Little Luke established a quick contact on his multi-way wrist-visitor, turning his back on Bobby for privacy, and when finished turned to face him again. “My dad’s almost here,” he said. “And you stay put. If your goat’s in there, it’ll be fine. I’ll find it and send it back before we go.”
This left Little Luke with quite a bit of explaining to do, but Bobby had already heard and seen enough and started home. He walked with Little Luke out of the trees, and both spied Hassie heading out by herself into the field before them, coming from the direction of Bobby’s house. Bobby was shy around girls he didn’t know, and hurried his pace to go around her. A moment later, Bobby observed Luke climb out of his mother’s pickup where the road bordered the field by the Miles place, and the truck then rumble on toward home, his father at the wheel. Bobby was almost running when he arrived at his doorstep. What was going on with everyone?
After supper and before nightfall, Bobby stepped outside and walked back to the creek. At table his family had declared that the weird family would have made good or at least interesting friends and neighbors if only they had stayed on, and he agreed. They had all missed out on seeing the family’s departure, since the four hoodie-wearers had accomplished that unobserved. They seemed to have left nothing at all behind.

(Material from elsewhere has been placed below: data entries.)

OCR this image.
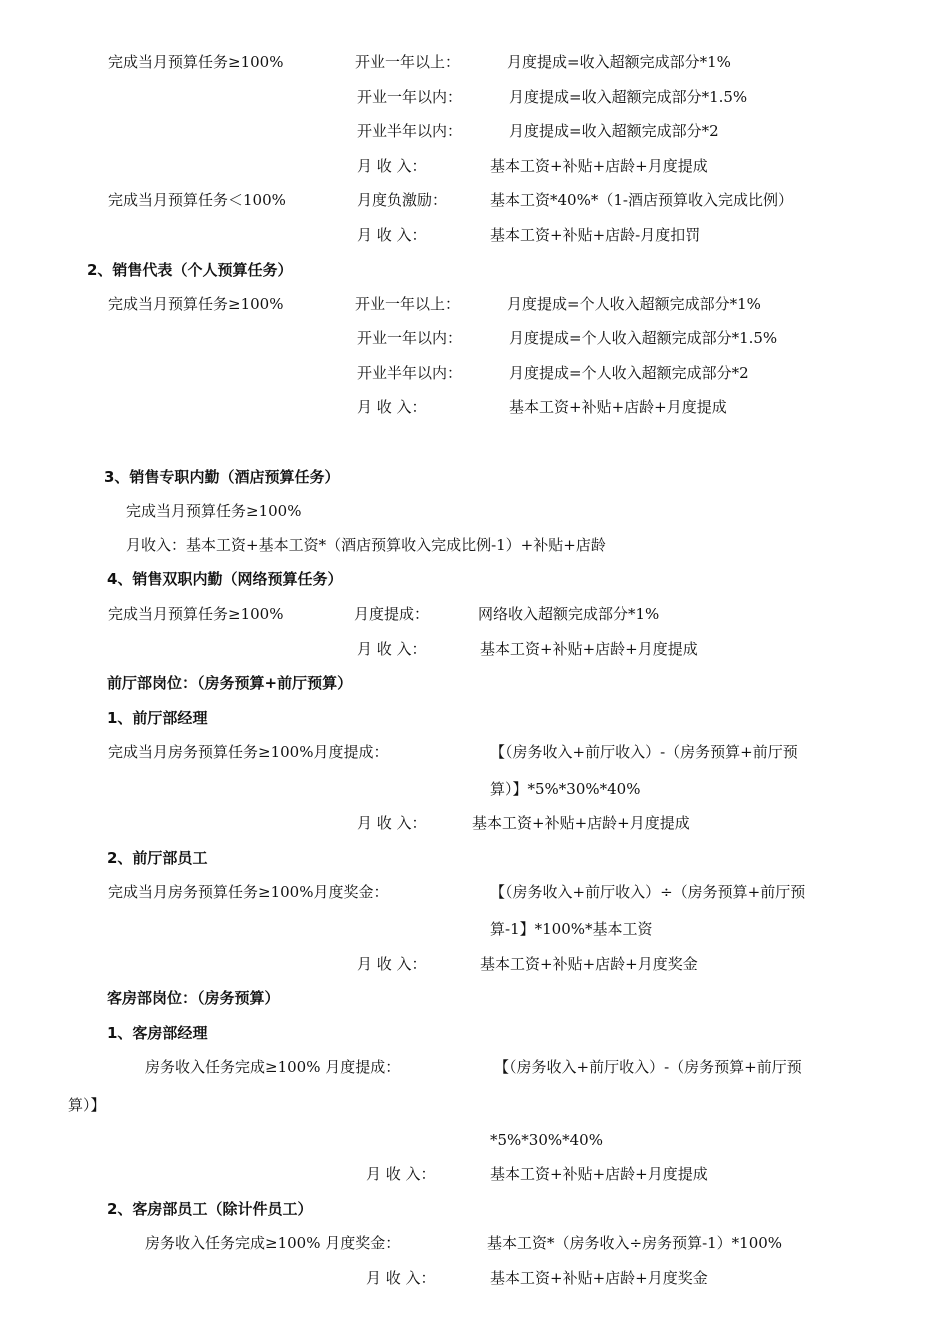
完成当月预算任务≥100%	开业一年以上：	月度提成=收入超额完成部分*1%
开业一年以内：	月度提成=收入超额完成部分*1.5%
开业半年以内：	月度提成=收入超额完成部分*2
月 收 入：	基本工资+补贴+店龄+月度提成
完成当月预算任务＜100%	月度负激励：	基本工资*40%*（1-酒店预算收入完成比例）
月 收 入：	基本工资+补贴+店龄-月度扣罚
2、销售代表（个人预算任务）
完成当月预算任务≥100%	开业一年以上：	月度提成=个人收入超额完成部分*1%
开业一年以内：	月度提成=个人收入超额完成部分*1.5%
开业半年以内：	月度提成=个人收入超额完成部分*2
月 收 入：	基本工资+补贴+店龄+月度提成
3、销售专职内勤（酒店预算任务）
完成当月预算任务≥100%
月收入：基本工资+基本工资*（酒店预算收入完成比例-1）+补贴+店龄
4、销售双职内勤（网络预算任务）
完成当月预算任务≥100%	月度提成：	网络收入超额完成部分*1%
月 收 入：	基本工资+补贴+店龄+月度提成
前厅部岗位：（房务预算+前厅预算）
1、前厅部经理
完成当月房务预算任务≥100%月度提成：	【（房务收入+前厅收入）-（房务预算+前厅预
算）】*5%*30%*40%
月 收 入：	基本工资+补贴+店龄+月度提成
2、前厅部员工
完成当月房务预算任务≥100%月度奖金：	【（房务收入+前厅收入）÷（房务预算+前厅预
算-1】*100%*基本工资
月 收 入：	基本工资+补贴+店龄+月度奖金
客房部岗位：（房务预算）
1、客房部经理
房务收入任务完成≥100% 月度提成：	【（房务收入+前厅收入）-（房务预算+前厅预
算）】
*5%*30%*40%
月 收 入：	基本工资+补贴+店龄+月度提成
2、客房部员工（除计件员工）
房务收入任务完成≥100% 月度奖金：	基本工资*（房务收入÷房务预算-1）*100%
月 收 入：	基本工资+补贴+店龄+月度奖金
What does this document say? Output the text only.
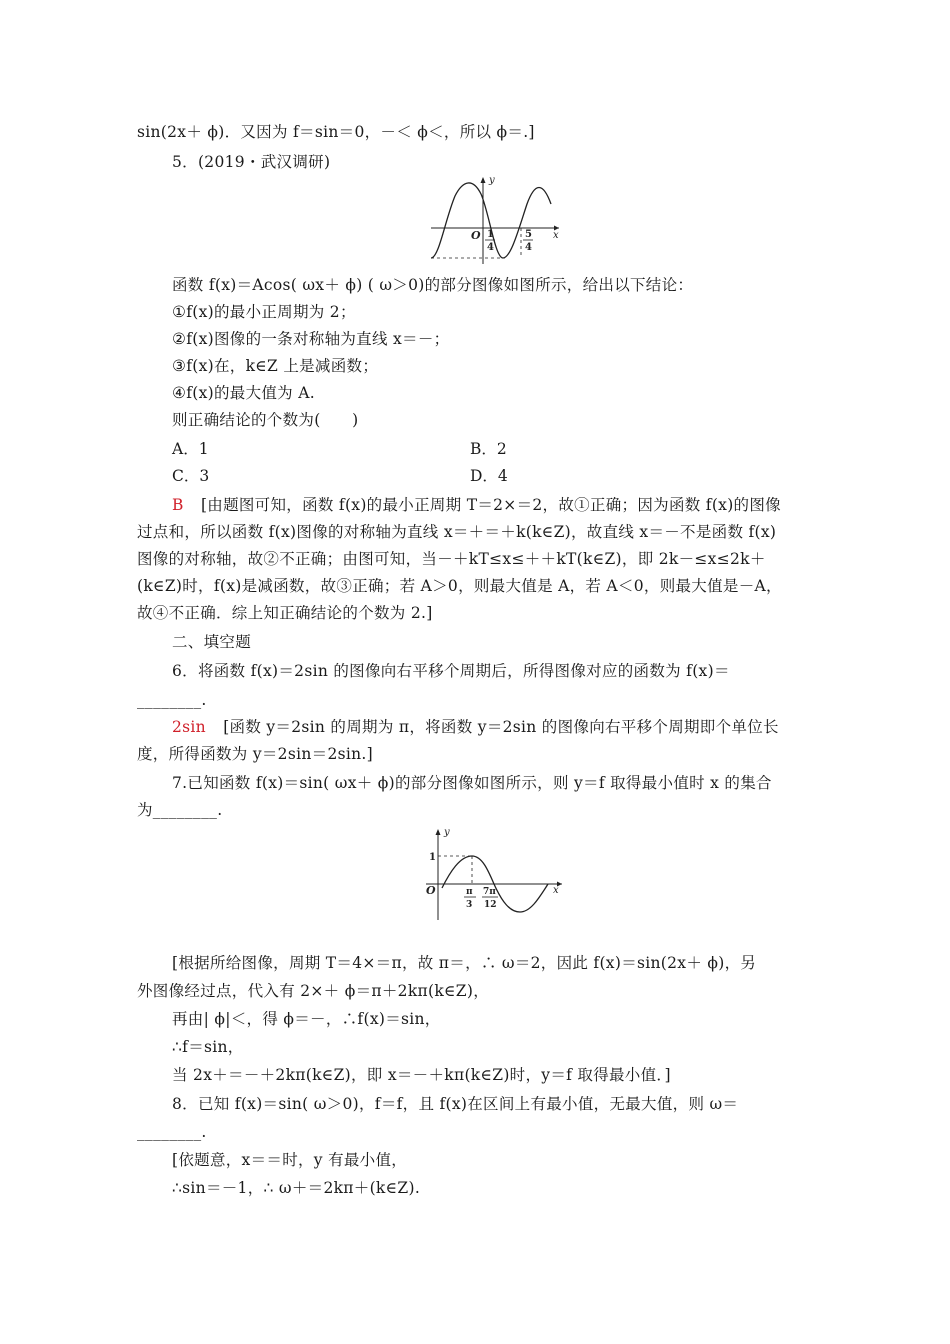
sin(2x＋ ϕ)．又因为 f＝sin＝0，－＜ ϕ＜，所以 ϕ＝.]
5．(2019・武汉调研)
y
x
O 1
4
5
4
函数 f(x)＝Acos( ωx＋ ϕ) ( ω＞0)的部分图像如图所示，给出以下结论：
①f(x)的最小正周期为 2；
②f(x)图像的一条对称轴为直线 x＝－；
③f(x)在，k∈Z 上是减函数；
④f(x)的最大值为 A.
则正确结论的个数为(　　)
A．1	B．2
C．3	D．4
B [由题图可知，函数 f(x)的最小正周期 T＝2×＝2，故①正确；因为函数 f(x)的图像
过点和，所以函数 f(x)图像的对称轴为直线 x＝＋＝＋k(k∈Z)，故直线 x＝－不是函数 f(x)
图像的对称轴，故②不正确；由图可知，当－＋kT≤x≤＋＋kT(k∈Z)，即 2k－≤x≤2k＋
(k∈Z)时，f(x)是减函数，故③正确；若 A＞0，则最大值是 A，若 A＜0，则最大值是－A，
故④不正确．综上知正确结论的个数为 2.]
二、填空题
6．将函数 f(x)＝2sin 的图像向右平移个周期后，所得图像对应的函数为 f(x)＝
________.
2sin [函数 y＝2sin 的周期为 π，将函数 y＝2sin 的图像向右平移个周期即个单位长
度，所得函数为 y＝2sin＝2sin.]
7.已知函数 f(x)＝sin( ωx＋ ϕ)的部分图像如图所示，则 y＝f 取得最小值时 x 的集合
为________.
y
x
O
1
π
3
7π
12
[根据所给图像，周期 T＝4×＝π，故 π＝，∴ ω＝2，因此 f(x)＝sin(2x＋ ϕ)，另
外图像经过点，代入有 2×＋ ϕ＝π＋2kπ(k∈Z)，
再由| ϕ|＜，得 ϕ＝－，∴f(x)＝sin，
∴f＝sin，
当 2x＋＝－＋2kπ(k∈Z)，即 x＝－＋kπ(k∈Z)时，y＝f 取得最小值．]
8．已知 f(x)＝sin( ω＞0)，f＝f，且 f(x)在区间上有最小值，无最大值，则 ω＝
________.
[依题意，x＝＝时，y 有最小值，
∴sin＝－1，∴ ω＋＝2kπ＋(k∈Z).
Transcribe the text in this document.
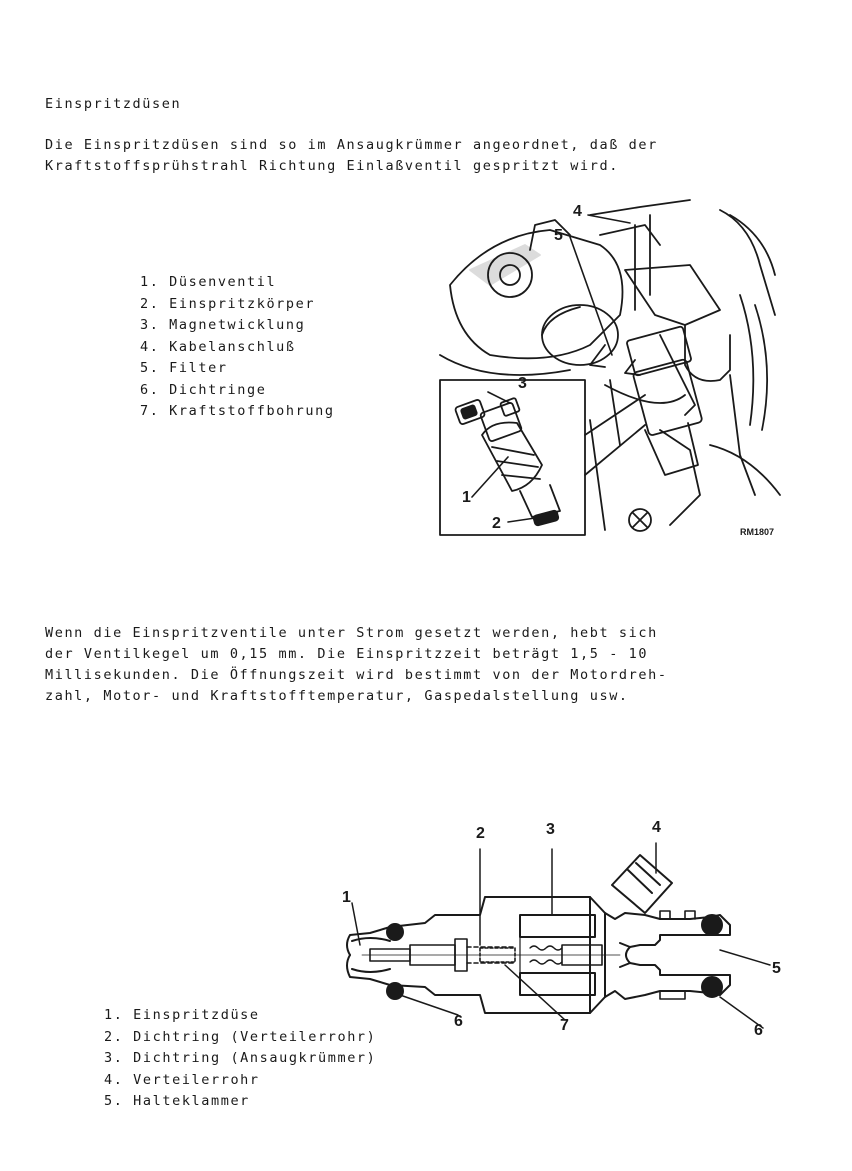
Einspritzdüsen
Die Einspritzdüsen sind so im Ansaugkrümmer angeordnet, daß der
Kraftstoffsprühstrahl Richtung Einlaßventil gespritzt wird.
1. Düsenventil
2. Einspritzkörper
3. Magnetwicklung
4. Kabelanschluß
5. Filter
6. Dichtringe
7. Kraftstoffbohrung
4
5
3
1
2	RM1807
Wenn die Einspritzventile unter Strom gesetzt werden, hebt sich
der Ventilkegel um 0,15 mm. Die Einspritzzeit beträgt 1,5 - 10
Millisekunden. Die Öffnungszeit wird bestimmt von der Motordreh-
zahl, Motor- und Kraftstofftemperatur, Gaspedalstellung usw.
1
2	3	4
5
6
6
7
1. Einspritzdüse
2. Dichtring (Verteilerrohr)
3. Dichtring (Ansaugkrümmer)
4. Verteilerrohr
5. Halteklammer
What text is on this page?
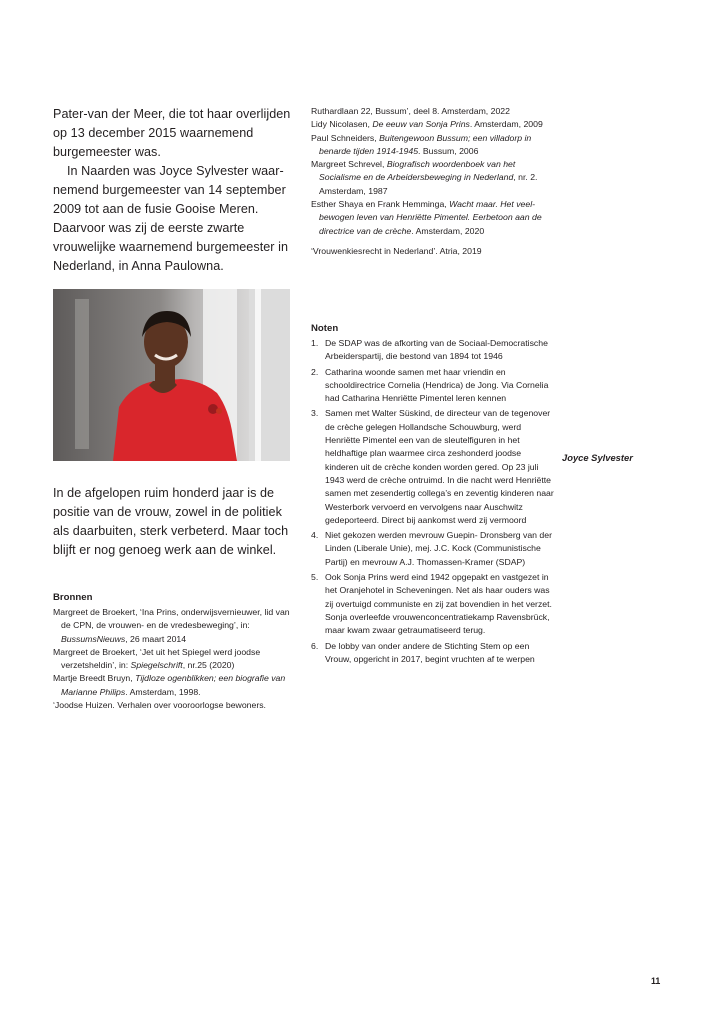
Pater-van der Meer, die tot haar overlijden op 13 december 2015 waarnemend burgemeester was.

In Naarden was Joyce Sylvester waarnemend burgemeester van 14 september 2009 tot aan de fusie Gooise Meren. Daarvoor was zij de eerste zwarte vrouwelijke waarnemend burgemeester in Nederland, in Anna Paulowna.

In de afgelopen ruim honderd jaar is de positie van de vrouw, zowel in de politiek als daarbuiten, sterk verbeterd. Maar toch blijft er nog genoeg werk aan de winkel.

Bronnen

Margreet de Broekert, ‘Ina Prins, onderwijsvernieuwer, lid van de CPN, de vrouwen- en de vredesbeweging’, in: BussumsNieuws, 26 maart 2014

Margreet de Broekert, ‘Jet uit het Spiegel werd joodse verzetsheldin’, in: Spiegelschrift, nr.25 (2020)

Martje Breedt Bruyn, Tijdloze ogenblikken; een biografie van Marianne Philips. Amsterdam, 1998.

‘Joodse Huizen. Verhalen over vooroorlogse bewoners.

Ruthardlaan 22, Bussum’, deel 8. Amsterdam, 2022

Lidy Nicolasen, De eeuw van Sonja Prins. Amsterdam, 2009

Paul Schneiders, Buitengewoon Bussum; een villadorp in benarde tijden 1914-1945. Bussum, 2006

Margreet Schrevel, Biografisch woordenboek van het Socialisme en de Arbeidersbeweging in Nederland, nr. 2. Amsterdam, 1987

Esther Shaya en Frank Hemminga, Wacht maar. Het veelbewogen leven van Henriëtte Pimentel. Eerbetoon aan de directrice van de crèche. Amsterdam, 2020

‘Vrouwenkiesrecht in Nederland’. Atria, 2019

Noten

1. De SDAP was de afkorting van de Sociaal-Democratische Arbeiderspartij, die bestond van 1894 tot 1946
2. Catharina woonde samen met haar vriendin en schooldirectrice Cornelia (Hendrica) de Jong. Via Cornelia had Catharina Henriëtte Pimentel leren kennen
3. Samen met Walter Süskind, de directeur van de tegenover de crèche gelegen Hollandsche Schouwburg, werd Henriëtte Pimentel een van de sleutelfiguren in het heldhaftige plan waarmee circa zeshonderd joodse kinderen uit de crèche konden worden gered. Op 23 juli 1943 werd de crèche ontruimd. In die nacht werd Henriëtte samen met zesendertig collega’s en zeventig kinderen naar Westerbork vervoerd en vervolgens naar Auschwitz gedeporteerd. Direct bij aankomst werd zij vermoord
4. Niet gekozen werden mevrouw Guepin- Dronsberg van der Linden (Liberale Unie), mej. J.C. Kock (Communistische Partij) en mevrouw A.J. Thomassen-Kramer (SDAP)
5. Ook Sonja Prins werd eind 1942 opgepakt en vastgezet in het Oranjehotel in Scheveningen. Net als haar ouders was zij overtuigd communiste en zij zat bovendien in het verzet. Sonja overleefde vrouwenconcentratiekamp Ravensbrück, maar kwam zwaar getraumatiseerd terug.
6. De lobby van onder andere de Stichting Stem op een Vrouw, opgericht in 2017, begint vruchten af te werpen
Joyce Sylvester
11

Now Bobby wanted to see if Nellybelle had returned, and what if anything had become of the hole in the world. He didn’t stray over the scene of his fight with Little Luke, but he already missed his sparring partner. That kid, with his scrawny body and scarecrow face, made him feel good about himself. He had in fact written a note to Little Luke and enclosed it in an envelope, hoping to drop it in the tunnel if nothing else. It said: When I meet you again I’m going to whup your ass. He had signed it, Bobby.
When he came to the creek and the fallen tree, he found the hole gone. There was no trace of the shimmering mirage or the lighted tunnel within, and the creek and surrounding area were as usual. But Nellybelle stood nearby, and on the ground beneath her grinding jaws lay a chewed-up envelope similar to the one he held. He picked it up and opened it, and read the intact part: meet again I’m going to whup your ass. It was signed, Little
Bobby fed his fresh envelope to Nellybelle and headed back home, his friend’s letter folded in his pants pocket.